In the early days, the synthesis tool started off with a model that produced speech just in English. Later, it was expanded to Eleven Multilingual version 1, which used text inputs and AI voices to generate speech in six languages: English, Polish, German, Spanish, French, Italian, Portuguese and Hindi.

Now, with the release of the Eleven Multilingual version 2, the offering can now synthesize speech in 30 more languages. This includes Korean, Dutch, Turkish, Swedish, Indonesian, Vietnamese, Filipino, Ukrainian, Greek, Czech, Finish, Romanian, Danish, Bulgarian, Malay, Hungarian, Norwegian, Slovak, Croatian, Classic Arabic and Tamil.

The move essentially means a person could clone their voice and use it to produce speech in dozens of languages targeting different markets.

According to ElevenLabs, the user has to enter the text in the language of their choice, select the voice they want (pre-made, synthetic or cloned) and adjust a few speech parameters. The model will automatically identify the written language and use the set parameters to generate speech in it. It also maintains the selected voice’s unique characteristics across all languages, including its original accent.

“Our model is able to understand the relations between words and adjust delivery based on context (‘contextual’ text-to-speech). Because there are no hardcoded voice features in the model, it can robustly predict thousands of voice characteristics while creating AI voices.

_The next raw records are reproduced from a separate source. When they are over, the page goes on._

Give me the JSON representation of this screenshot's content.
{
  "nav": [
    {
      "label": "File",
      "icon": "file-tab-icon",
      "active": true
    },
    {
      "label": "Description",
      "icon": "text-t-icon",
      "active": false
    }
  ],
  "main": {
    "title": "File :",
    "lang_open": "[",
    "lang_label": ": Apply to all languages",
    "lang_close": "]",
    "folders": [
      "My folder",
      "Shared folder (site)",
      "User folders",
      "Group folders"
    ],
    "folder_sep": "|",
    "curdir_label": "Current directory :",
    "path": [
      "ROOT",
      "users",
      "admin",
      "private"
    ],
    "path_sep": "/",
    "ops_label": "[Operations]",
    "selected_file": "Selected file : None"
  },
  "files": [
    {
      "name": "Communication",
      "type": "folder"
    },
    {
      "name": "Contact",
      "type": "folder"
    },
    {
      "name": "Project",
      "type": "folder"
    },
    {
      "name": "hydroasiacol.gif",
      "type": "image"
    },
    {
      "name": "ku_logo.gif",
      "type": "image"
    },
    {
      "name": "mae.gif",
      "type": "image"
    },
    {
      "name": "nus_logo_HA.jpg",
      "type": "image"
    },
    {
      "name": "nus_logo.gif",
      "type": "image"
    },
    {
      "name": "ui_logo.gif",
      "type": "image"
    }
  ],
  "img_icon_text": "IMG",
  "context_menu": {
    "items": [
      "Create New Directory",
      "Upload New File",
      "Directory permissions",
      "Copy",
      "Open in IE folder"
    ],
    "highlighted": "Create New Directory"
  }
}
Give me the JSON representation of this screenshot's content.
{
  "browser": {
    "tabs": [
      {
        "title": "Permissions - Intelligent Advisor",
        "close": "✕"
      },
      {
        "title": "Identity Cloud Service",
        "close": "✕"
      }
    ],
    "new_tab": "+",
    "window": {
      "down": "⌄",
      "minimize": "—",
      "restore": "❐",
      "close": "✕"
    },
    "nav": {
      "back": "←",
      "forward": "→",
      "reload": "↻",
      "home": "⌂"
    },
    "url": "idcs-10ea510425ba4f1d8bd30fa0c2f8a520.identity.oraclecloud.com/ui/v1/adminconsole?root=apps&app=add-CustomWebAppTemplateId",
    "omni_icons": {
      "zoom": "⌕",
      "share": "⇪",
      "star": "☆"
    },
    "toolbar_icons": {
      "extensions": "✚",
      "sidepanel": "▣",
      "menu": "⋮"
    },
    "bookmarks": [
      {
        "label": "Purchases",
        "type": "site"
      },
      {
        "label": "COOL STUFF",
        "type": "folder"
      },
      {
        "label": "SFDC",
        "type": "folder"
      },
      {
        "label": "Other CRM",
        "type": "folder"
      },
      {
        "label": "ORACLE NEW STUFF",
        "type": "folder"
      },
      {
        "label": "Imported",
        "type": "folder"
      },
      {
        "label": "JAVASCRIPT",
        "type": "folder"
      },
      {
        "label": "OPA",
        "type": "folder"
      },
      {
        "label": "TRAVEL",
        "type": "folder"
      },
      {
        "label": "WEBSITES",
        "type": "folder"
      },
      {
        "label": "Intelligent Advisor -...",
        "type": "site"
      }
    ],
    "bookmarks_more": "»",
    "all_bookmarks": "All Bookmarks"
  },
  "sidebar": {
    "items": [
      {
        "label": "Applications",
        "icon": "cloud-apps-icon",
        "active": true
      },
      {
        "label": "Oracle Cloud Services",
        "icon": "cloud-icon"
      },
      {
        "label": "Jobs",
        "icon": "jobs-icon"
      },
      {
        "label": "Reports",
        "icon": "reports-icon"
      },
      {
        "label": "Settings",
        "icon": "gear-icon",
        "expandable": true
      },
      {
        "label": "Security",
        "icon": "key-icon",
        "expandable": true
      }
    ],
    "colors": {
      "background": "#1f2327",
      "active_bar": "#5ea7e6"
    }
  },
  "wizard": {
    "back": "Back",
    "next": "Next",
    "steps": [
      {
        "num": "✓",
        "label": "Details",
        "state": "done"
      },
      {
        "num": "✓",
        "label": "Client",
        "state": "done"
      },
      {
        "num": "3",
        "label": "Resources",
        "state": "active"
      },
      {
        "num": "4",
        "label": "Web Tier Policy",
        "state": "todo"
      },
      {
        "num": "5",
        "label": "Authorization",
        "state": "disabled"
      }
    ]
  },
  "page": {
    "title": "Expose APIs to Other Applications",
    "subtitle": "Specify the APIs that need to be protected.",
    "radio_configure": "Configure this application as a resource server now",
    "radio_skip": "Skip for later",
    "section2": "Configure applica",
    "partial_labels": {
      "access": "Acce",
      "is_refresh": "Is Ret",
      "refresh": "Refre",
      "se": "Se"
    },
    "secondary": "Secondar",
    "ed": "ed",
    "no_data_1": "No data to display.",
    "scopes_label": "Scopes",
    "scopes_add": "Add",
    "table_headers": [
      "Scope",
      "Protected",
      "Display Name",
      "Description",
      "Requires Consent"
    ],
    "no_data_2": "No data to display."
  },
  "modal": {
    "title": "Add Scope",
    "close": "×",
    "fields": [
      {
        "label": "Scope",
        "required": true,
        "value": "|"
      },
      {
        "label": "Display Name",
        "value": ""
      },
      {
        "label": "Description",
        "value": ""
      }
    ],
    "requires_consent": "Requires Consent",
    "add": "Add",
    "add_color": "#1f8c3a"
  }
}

This means the ElevenLabs model can take the text surrounding each generated utterance into account to maintain appropriate flow, rather than generating each utterance separately, which can create voices that sound robotic,” Staniszewski told VentureBeat.

Widespread applications of text-to-speech tool

Since its launch in beta, ElevenLabs has seen interest from both enterprises and creators and claims to have registered more than a million users worldwide. The latest launch is expected to not only boost the user base of the platform but also the volume of content it generates on a daily basis.

“We have a number of enterprise clients using our products and their use cases are varied: from voicing characters in video games to voicing customer service avatars, and from recording audiobooks to creating content for the visually impaired,” Staniszewski explained.

Most recently, the company collaborated with ArXiv to publish all their papers with an audio version for additional accessibility. It also partnered with Storytel to enhance the options available for audiobooks - offering additional AI voices alongside human narrators. At some point in the future, the CEO expects it may also be able to make dubbing an entire movie into multiple languages completely seamless, while preserving the accents and emotions of the original actors.

More to come

As part of this mission, ElevenLabs plans to expand its products with more languages and features, including a projects tool that will make it easier for users to structure and edit their long-form content. According to Staniszewski, it will add a “Google Docs” level of simplicity to generating speech from lengthier content.

“By the end of the year, we are also planning to release a beta version of our AI dubbing tool which will allow users to instantly convert speech from one language to another, all while preserving the original speakers’ voice,” he noted.

In this space of AI-powered voice and speech generation, ElevenLabs competes with players like MURF.AI, Play.ht and WellSaid Labs. According to Market US, the global market for such tools stood at $1.2 billion in 2022 and is estimated to touch nearly $5 billion in 2032, with a CAGR of slightly above 15.40%.